Of course, Dennis Ross will blame Yasser Arafat, he is clearly a Jewish nationalist rather than simply an American who happens to be Jewish like Aaron David Miller. He never showed he cared about the interests of the Arabs, and an official serving the US, an ally of certain Arab states and Israel should. Ross is not credible if he completely blames Arafat. As Gush Shalom said, Barak did not redeploy troops as he told Arafat and Clinton he would. Then, he tried to rush Arafat into an agreement and Arafat insisted Barak make the withdrawal he promised and was suspicious. Barak also was chasing Syria for an agreement and waited at the last moment. Arafat didn’t respond properly to Barak’s proposal, but he responded positively to the proposals at Taba.
Saying it was simply Arafat’s fault and not Barak’s too, is ridiculous. Palestinians coudn’t accept the lack of a real border with Jordan, being bisected by huge settlements. Why do you think Tony Blair said “viable Palestinian state”.

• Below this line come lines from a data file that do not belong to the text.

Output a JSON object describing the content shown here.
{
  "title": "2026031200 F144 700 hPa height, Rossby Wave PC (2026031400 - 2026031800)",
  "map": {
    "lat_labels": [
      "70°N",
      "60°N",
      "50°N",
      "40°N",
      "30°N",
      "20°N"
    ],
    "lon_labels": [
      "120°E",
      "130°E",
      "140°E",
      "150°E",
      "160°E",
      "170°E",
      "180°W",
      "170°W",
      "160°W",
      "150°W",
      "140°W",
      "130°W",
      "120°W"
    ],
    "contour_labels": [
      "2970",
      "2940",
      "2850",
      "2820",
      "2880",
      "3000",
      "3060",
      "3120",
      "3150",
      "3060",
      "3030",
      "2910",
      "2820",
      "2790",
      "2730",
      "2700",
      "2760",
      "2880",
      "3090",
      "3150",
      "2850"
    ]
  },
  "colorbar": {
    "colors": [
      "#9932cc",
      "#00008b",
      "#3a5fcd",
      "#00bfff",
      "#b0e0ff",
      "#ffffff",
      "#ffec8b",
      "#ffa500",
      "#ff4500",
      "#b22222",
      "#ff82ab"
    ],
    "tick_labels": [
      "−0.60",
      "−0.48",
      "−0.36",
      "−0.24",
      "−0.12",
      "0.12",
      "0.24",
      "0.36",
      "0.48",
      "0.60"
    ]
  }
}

It was an indirect admission that what Barak proposed was unrealistic, but saying the truth about Israel is hard for America and England, but that’s changing. Amercan Jewry is also getting fed up with right wing, ethno-centric brethren just a whites opposed Afrikanner supremacy over blacks. By the way, Israel supported South Africa.

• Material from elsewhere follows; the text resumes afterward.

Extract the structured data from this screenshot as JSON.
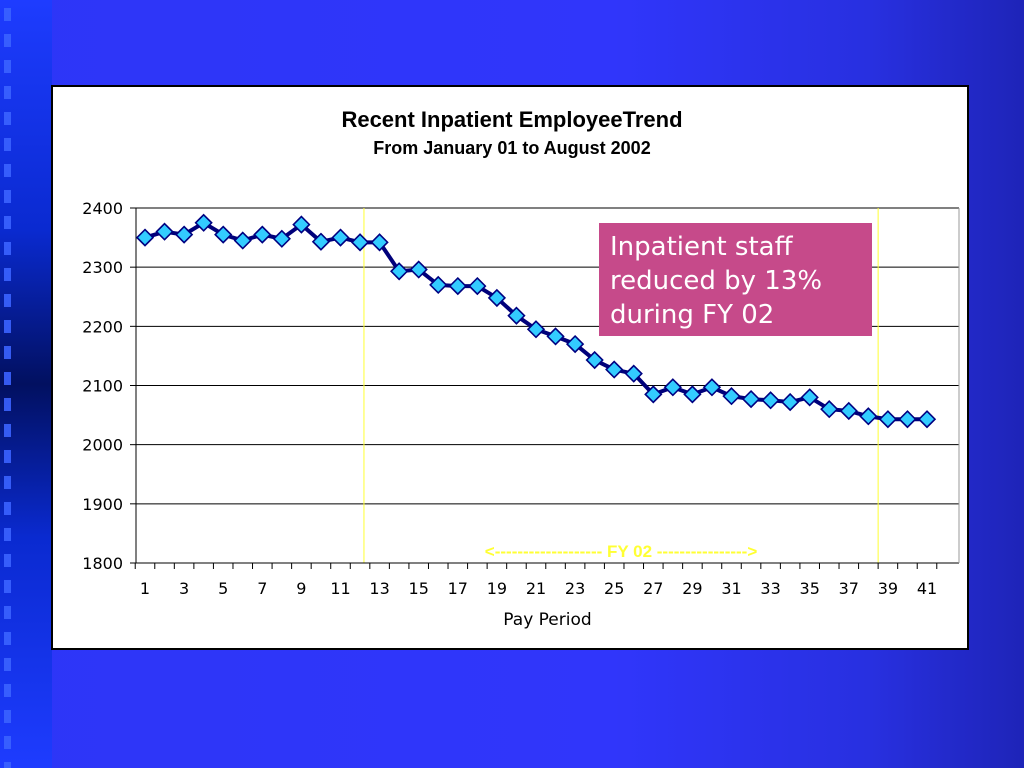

It is this singular inability to be objective about the Arab-Israeli conflict that has cost the United States its global standing. In the Arab and Muslim world and beyond, the US has been rightfully accused of double standards, primarily because of its blind support for Israel. You don’t need a pundit to point out the patent absence of credibilility of US position on different global issues. Wherever an Israeli connection exists, the US position has been marked by consistent distortions. Take today’s US position on Iran – the make-believe “existential threat” to Israel. You would be led to believe that it is Iran that maintains an undisclosed arsenal of nuclear weapons or that it refuses to sign the NPT or allow IAEA inspections? Not so. A signatory to the NPT, Iran has, in fact, no nuclear weapon and allows regular IAEA inspections. It is only Israel that is guilty on all accounts. But the US insistence on sanctions only applies to Iran. Heaven help us if an American should seek a blanket application all around that could include Israel! As for the Middle East, the world is witness to the selective applications of UN security council resolutions as a basis for legitimizing military actions. One has to wonder which UN security council resolution has the US ever held Israel to account for! If UN security council resolution 242 were enforced, there would be no debate today on the so-called settlement issue: Israel would have been forced to withdraw to just 80% of Palestine that it managed to occupy prior to June 1967 – and the Palestineans, left with 20% of their ancestral lands in the West Bank and Gaza, could then have been, with deft diplomatic initiatives, persuaded to co-exist with their zionist neighbors. But, then you have the fifth column in the US itself in the likes of Dennis Ross and Israel can bank on Tel Aviv defining US policies. It’s time for Americans to ask: Whose interests do the Dennis Ross’ serve?
A beautifully written article. I can’t wait for the townhall meetings in the USA over the settlement issue.
the one two punch that placed the camp david failure
on arafat was Ross and Tom Friedman of NY Times. T
ogether they founded the conservative Kol Shalom sy
nagogue in Md.
Domt these fool realise that they are bringing america down for the sake of israel[jacob],and in any event israel will not be able to continue its crime against humanity with or without americas assistance. SUCH FOOLS.